Bu doğrultuda sevgili dostlar, lütfen ama lütfen hiçbir zaman, eziklik kompleksine girip de hiçbir siyasetçiyi dağlara çıkartmayın. Daima onlara sıradan bir insan gözü ile bakın. Yoksa o siyasetçiler, size karşıda haddini aşabilir, topluma karşıda haddini aşabilir. Neticesinde sizde zarar görürsünüz, toplumda zarar görür. Ancak ne zaman ki bir siyasi parti liderine sıradan bir insan gözü ile bakarsanız işte o zaman onun yaptığı yanlışları görür ve hem kendiniz adına hem de toplum adına daha doğru kararlar alıp, daha doğru tercihler yapabilirsiniz.
2. En Boş İnsanlar Toplum Tarafından En Çok Saygıyı Görebilir:
En boş insanlar toplum tarafından en çok saygıyı alırlar ise ne olur? Şu şekilde açıklayabilirim ki sürü psikolojisi etkisi ile birçok insan, gereksiz diye hitap edeceğimiz insanları rol model olarak benimseye başlar ve aynı onlar gibi davranışlar sergiler. Mesela toplumumuzdaki 20 ile 30 yaş arasındaki kesimin, Twitter’da ergen gibi paylaşımlar yapmasının en temel sebebi nedir? Tabi ki de rol modellerinin ergence paylaşımlar yapmasıdır. Kişinin rol modeli ergence paylaşımlar yaparsa, o kişide ergence paylaşımlar yapar. Nitekim bizler daima rol modellerimizin davranışlarını kabul etmeye ve onlar gibi davranışlar sergilemeye meyilliyizdir.
Bu doğrultuda sevgili dostlarım lütfen ama lütfen şu kamera karşısına çıkan ve iki kelime kuran her insanı bilinçaltı dünyanızda süper kahraman olarak ilan etmeyin! O kamera karşısında olan insanın sizden tek farkının onun sadece kamera karşısında olduğu gerçeğini unutmayın ve en önemlisi de ilk başta kendi prensipleriniz olsun. Bakın bakalım o kamera karşısındaki adamın davranışları, konuşması sizin prensiplerinize uyuyor mu? Eğer uyuyorsa izlemeye devam edin, uymuyorsa da o adamı izlemekten vazgeçin.

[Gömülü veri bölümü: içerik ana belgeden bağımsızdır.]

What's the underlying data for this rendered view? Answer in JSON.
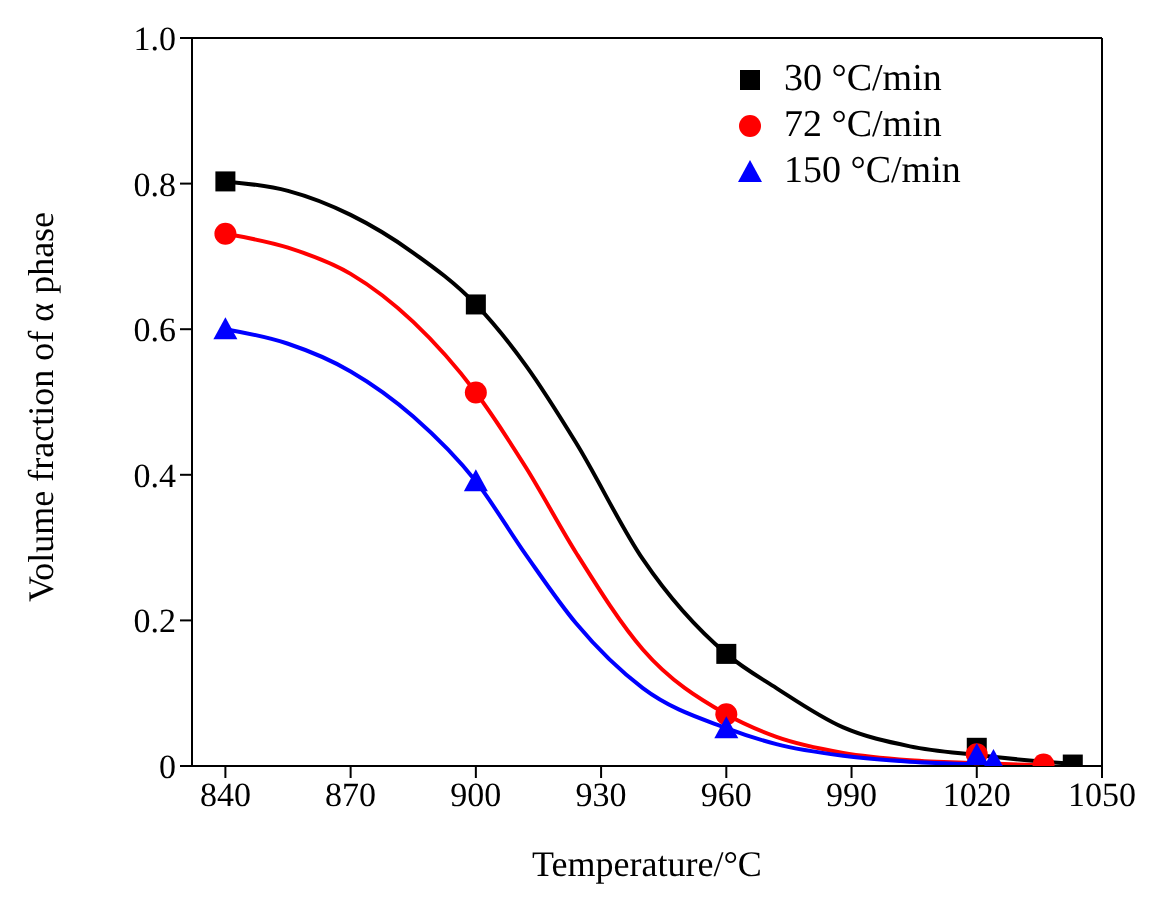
{
  "chart_data": {
    "type": "scatter",
    "xlabel": "Temperature/°C",
    "ylabel": "Volume fraction of α phase",
    "xlim": [
      832,
      1050
    ],
    "xticks": [
      840,
      870,
      900,
      930,
      960,
      990,
      1020,
      1050
    ],
    "ylim": [
      0,
      1
    ],
    "yticks": [
      0,
      0.2,
      0.4,
      0.6,
      0.8,
      {
        "value": 1,
        "label": "1.0"
      }
    ],
    "legend": "top right",
    "series": [
      {
        "name": "30 °C/min",
        "color": "#000000",
        "marker": "square",
        "x": [
          840,
          900,
          960,
          1020,
          1043
        ],
        "values": [
          0.803,
          0.634,
          0.154,
          0.025,
          0.002
        ]
      },
      {
        "name": "72 °C/min",
        "color": "#ff0000",
        "marker": "circle",
        "x": [
          840,
          900,
          960,
          1020,
          1036
        ],
        "values": [
          0.731,
          0.513,
          0.071,
          0.016,
          0.002
        ]
      },
      {
        "name": "150 °C/min",
        "color": "#0000ff",
        "marker": "triangle",
        "x": [
          840,
          900,
          960,
          1020,
          1024
        ],
        "values": [
          0.6,
          0.391,
          0.052,
          0.015,
          0.007
        ]
      },
      {
        "type": "line",
        "color": "#000000",
        "marker": "none",
        "x": [
          840,
          855,
          870,
          885,
          900,
          912,
          924,
          940,
          960,
          972,
          988,
          1004,
          1020,
          1036,
          1043
        ],
        "values": [
          0.803,
          0.79,
          0.757,
          0.705,
          0.634,
          0.55,
          0.444,
          0.284,
          0.154,
          0.107,
          0.053,
          0.027,
          0.015,
          0.006,
          0.003
        ]
      },
      {
        "type": "line",
        "color": "#ff0000",
        "marker": "none",
        "x": [
          840,
          855,
          870,
          885,
          900,
          912,
          924,
          940,
          960,
          972,
          988,
          1004,
          1020,
          1036
        ],
        "values": [
          0.731,
          0.712,
          0.676,
          0.61,
          0.513,
          0.41,
          0.293,
          0.16,
          0.071,
          0.04,
          0.018,
          0.008,
          0.004,
          0.001
        ]
      },
      {
        "type": "line",
        "color": "#0000ff",
        "marker": "none",
        "x": [
          840,
          855,
          870,
          885,
          900,
          912,
          924,
          940,
          960,
          972,
          988,
          1004,
          1024
        ],
        "values": [
          0.6,
          0.58,
          0.542,
          0.48,
          0.391,
          0.29,
          0.196,
          0.107,
          0.052,
          0.03,
          0.014,
          0.006,
          0.002
        ]
      }
    ]
  }
}
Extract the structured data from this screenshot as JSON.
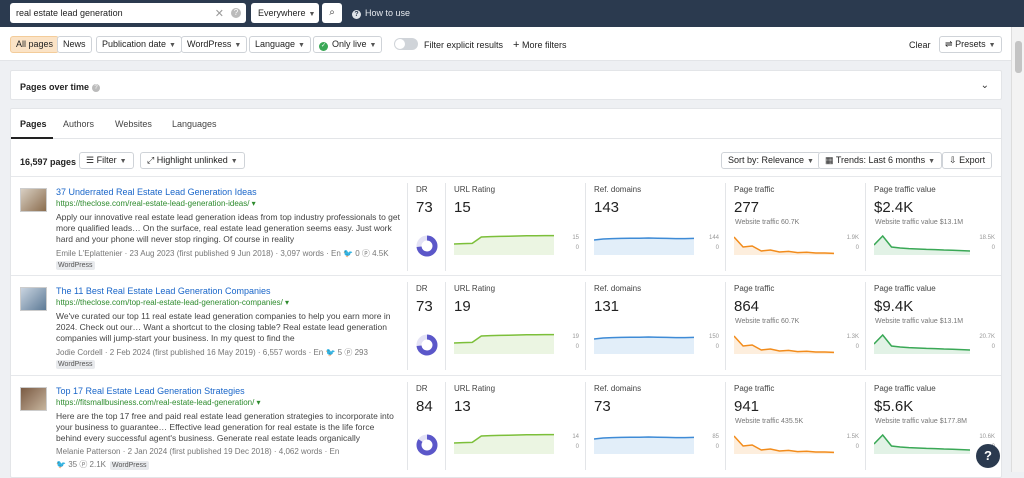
{
  "search": {
    "query": "real estate lead generation",
    "scope": "Everywhere",
    "how_to": "How to use"
  },
  "filters": {
    "all_pages": "All pages",
    "news": "News",
    "publication_date": "Publication date",
    "wordpress": "WordPress",
    "language": "Language",
    "only_live": "Only live",
    "filter_explicit": "Filter explicit results",
    "more_filters": "More filters",
    "clear": "Clear",
    "presets": "Presets"
  },
  "pages_over_time": "Pages over time",
  "tabs": [
    "Pages",
    "Authors",
    "Websites",
    "Languages"
  ],
  "toolbar": {
    "count": "16,597 pages",
    "filter": "Filter",
    "highlight": "Highlight unlinked",
    "sort": "Sort by: Relevance",
    "trends": "Trends: Last 6 months",
    "export": "Export"
  },
  "labels": {
    "dr": "DR",
    "url_rating": "URL Rating",
    "ref_domains": "Ref. domains",
    "page_traffic": "Page traffic",
    "traffic_value": "Page traffic value"
  },
  "results": [
    {
      "title": "37 Underrated Real Estate Lead Generation Ideas",
      "url": "https://theclose.com/real-estate-lead-generation-ideas/",
      "snippet": "Apply our innovative real estate lead generation ideas from top industry professionals to get more qualified leads… On the surface, real estate lead generation seems easy. Just work hard and your phone will never stop ringing. Of course in reality",
      "meta": "Emile L'Eplattenier · 23 Aug 2023 (first published 9 Jun 2018) · 3,097 words · En",
      "meta_twitter": "0",
      "meta_pinterest": "4.5K",
      "badge": "WordPress",
      "dr": "73",
      "dr_fraction": 0.73,
      "ur": "15",
      "ur_max": "15",
      "ur_min": "0",
      "rd": "143",
      "rd_max": "144",
      "rd_min": "0",
      "traffic": "277",
      "traffic_sub": "Website traffic 60.7K",
      "traffic_max": "1.9K",
      "traffic_min": "0",
      "value": "$2.4K",
      "value_sub": "Website traffic value $13.1M",
      "value_max": "18.5K",
      "value_min": "0"
    },
    {
      "title": "The 11 Best Real Estate Lead Generation Companies",
      "url": "https://theclose.com/top-real-estate-lead-generation-companies/",
      "snippet": "We've curated our top 11 real estate lead generation companies to help you earn more in 2024. Check out our… Want a shortcut to the closing table? Real estate lead generation companies will jump-start your business. In my quest to find the",
      "meta": "Jodie Cordell · 2 Feb 2024 (first published 16 May 2019) · 6,557 words · En",
      "meta_twitter": "5",
      "meta_pinterest": "293",
      "badge": "WordPress",
      "dr": "73",
      "dr_fraction": 0.73,
      "ur": "19",
      "ur_max": "19",
      "ur_min": "0",
      "rd": "131",
      "rd_max": "150",
      "rd_min": "0",
      "traffic": "864",
      "traffic_sub": "Website traffic 60.7K",
      "traffic_max": "1.3K",
      "traffic_min": "0",
      "value": "$9.4K",
      "value_sub": "Website traffic value $13.1M",
      "value_max": "20.7K",
      "value_min": "0"
    },
    {
      "title": "Top 17 Real Estate Lead Generation Strategies",
      "url": "https://fitsmallbusiness.com/real-estate-lead-generation/",
      "snippet": "Here are the top 17 free and paid real estate lead generation strategies to incorporate into your business to guarantee… Effective lead generation for real estate is the life force behind every successful agent's business. Generate real estate leads organically",
      "meta": "Melanie Patterson · 2 Jan 2024 (first published 19 Dec 2018) · 4,062 words · En",
      "meta_twitter": "35",
      "meta_pinterest": "2.1K",
      "badge": "WordPress",
      "dr": "84",
      "dr_fraction": 0.84,
      "ur": "13",
      "ur_max": "14",
      "ur_min": "0",
      "rd": "73",
      "rd_max": "85",
      "rd_min": "0",
      "traffic": "941",
      "traffic_sub": "Website traffic 435.5K",
      "traffic_max": "1.5K",
      "traffic_min": "0",
      "value": "$5.6K",
      "value_sub": "Website traffic value $177.8M",
      "value_max": "10.6K",
      "value_min": "0"
    }
  ],
  "colors": {
    "topbar": "#2b3a4f",
    "link": "#1a66c9",
    "url": "#2e8b2e",
    "ur_line": "#7cbf3a",
    "rd_line": "#3e8bd6",
    "traffic_line": "#f28c1c",
    "value_line": "#3aa856",
    "donut": "#5b57c9"
  }
}
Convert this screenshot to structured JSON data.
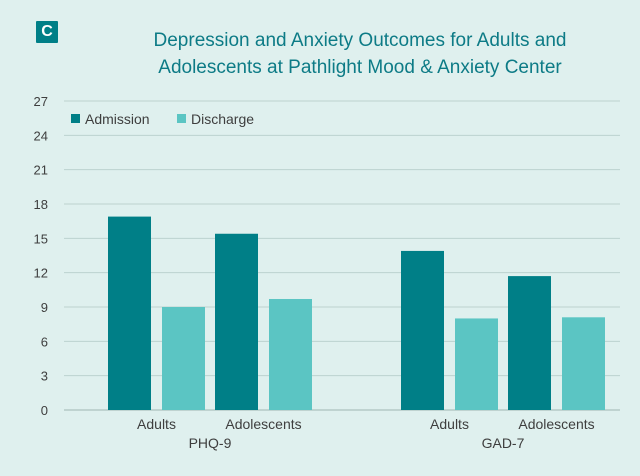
{
  "logo": {
    "letter": "C"
  },
  "colors": {
    "background": "#dff0ee",
    "admission": "#007f87",
    "discharge": "#5bc5c3",
    "grid": "#bcd2cf",
    "title": "#0d7b86",
    "text": "#3e3e3e"
  },
  "chart_data": {
    "type": "bar",
    "title": [
      "Depression and Anxiety Outcomes for Adults and",
      "Adolescents at Pathlight Mood & Anxiety Center"
    ],
    "groups": [
      "PHQ-9",
      "GAD-7"
    ],
    "categories": [
      "Adults",
      "Adolescents"
    ],
    "series": [
      {
        "name": "Admission",
        "values": [
          [
            16.9,
            15.4
          ],
          [
            13.9,
            11.7
          ]
        ]
      },
      {
        "name": "Discharge",
        "values": [
          [
            9.0,
            9.7
          ],
          [
            8.0,
            8.1
          ]
        ]
      }
    ],
    "ylim": [
      0,
      27
    ],
    "yticks": [
      0,
      3,
      6,
      9,
      12,
      15,
      18,
      21,
      24,
      27
    ],
    "grid": true,
    "legend": "top-left",
    "xlabel": "",
    "ylabel": ""
  }
}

Bakın bunu yapabiliyorsanız, o kamera karşısındaki insanın binlerce takipçisinin olması, binlerce beğenisinin olması sizi etkilemiyorsa, sürü psikolojisine kapılmadan o kişiyi izlemekten vazgeçebiliyorsanız siz gerçekten mental açıdan bazı şeyler tamamlamış, güçlü bir insansınızdır ve bu gerçekten takdir edilecek bir davranıştır. Çünkü toplumda aşağılık kompleksinde olan ve sadece kamera karşısında olan birini görünce onu süper kahraman olarak ilan eden binlerce insan var. Bu insanların arasından çıkabiliyorsanız ne mutlu size…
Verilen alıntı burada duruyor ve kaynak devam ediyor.